How do you find the set in which the real number #sqrt93# belongs?

1 Answer
Nov 29, 2016

Answer:

#sqrt(93)# is an algebraic irrational number.

Explanation:

The prime factorisation of #93# is:

#93 = 3*31#

Since not all of the prime factors occur an even number of times (in fact neither of them do), #sqrt(93)# is irrational.

One way of proving that might go as follows:

Suppose #sqrt(93) = p/q# for a pair of positive integers #p, q# with #p > q#.

Without loss of generality we can assume that this is the smallest such pair of integers.

Then:

#(p/q)^2 = 93#

So:

#p^2 = 93 q^2#

Hence #p^2# is divisible by both #3# and #31#.

Since #3# and #31# are prime, #p# must also be divisible by #3# and #31# (since factorisation into a product of primes is unique up to a unit).

Hence:

#p = 93 k# for some integer #k# and we find:

#93q^2 = p^2 = (93 k)^2 = 93^2 k^2#

Then dividing both ends by #93# we find:

#q^2 = 93 k^2#

Hence:

#(q/k)^2 = 93#

So #sqrt(93) = q/k#

Now #p > q > k#, so #q, k# are a smaller pair of integers whose quotient is #sqrt(93)#, contradicting our assertion that #p, q# was the smallest such pair.

Hence there is no such pair of integers and #sqrt(93)# is therefore irrational.

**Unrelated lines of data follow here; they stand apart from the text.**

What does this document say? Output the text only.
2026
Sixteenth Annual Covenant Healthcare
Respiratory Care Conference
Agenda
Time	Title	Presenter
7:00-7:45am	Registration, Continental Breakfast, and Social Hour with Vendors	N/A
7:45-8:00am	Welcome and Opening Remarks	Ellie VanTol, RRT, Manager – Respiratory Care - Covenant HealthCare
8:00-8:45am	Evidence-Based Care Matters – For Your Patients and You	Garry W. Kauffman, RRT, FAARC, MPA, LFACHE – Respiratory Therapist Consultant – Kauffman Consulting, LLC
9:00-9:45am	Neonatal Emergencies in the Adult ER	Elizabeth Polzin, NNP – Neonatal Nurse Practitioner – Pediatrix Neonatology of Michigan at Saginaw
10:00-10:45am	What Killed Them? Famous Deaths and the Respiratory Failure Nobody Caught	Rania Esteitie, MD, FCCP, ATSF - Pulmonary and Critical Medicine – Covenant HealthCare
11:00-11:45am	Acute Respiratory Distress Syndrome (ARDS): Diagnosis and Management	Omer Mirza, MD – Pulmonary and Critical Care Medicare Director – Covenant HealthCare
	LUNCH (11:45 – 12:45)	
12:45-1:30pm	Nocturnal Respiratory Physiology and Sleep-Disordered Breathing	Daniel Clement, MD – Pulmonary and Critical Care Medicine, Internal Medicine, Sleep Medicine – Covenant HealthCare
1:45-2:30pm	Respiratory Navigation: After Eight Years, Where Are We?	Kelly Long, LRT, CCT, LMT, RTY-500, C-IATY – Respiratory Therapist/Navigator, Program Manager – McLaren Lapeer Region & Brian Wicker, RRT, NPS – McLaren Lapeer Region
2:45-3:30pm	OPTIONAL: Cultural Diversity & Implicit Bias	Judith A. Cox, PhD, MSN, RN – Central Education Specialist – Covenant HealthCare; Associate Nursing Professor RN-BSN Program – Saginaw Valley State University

#sqrt(93)# is also an algebraic number. That is, it is the root of a polynomial equation with rational coefficients, namely:

#x^2-93 = 0#

Some irrational numbers are algebraic, but most are transcendental. Numbers like #e# and #pi# are transcendental: They satisfy no polynomial equation with rational coefficients.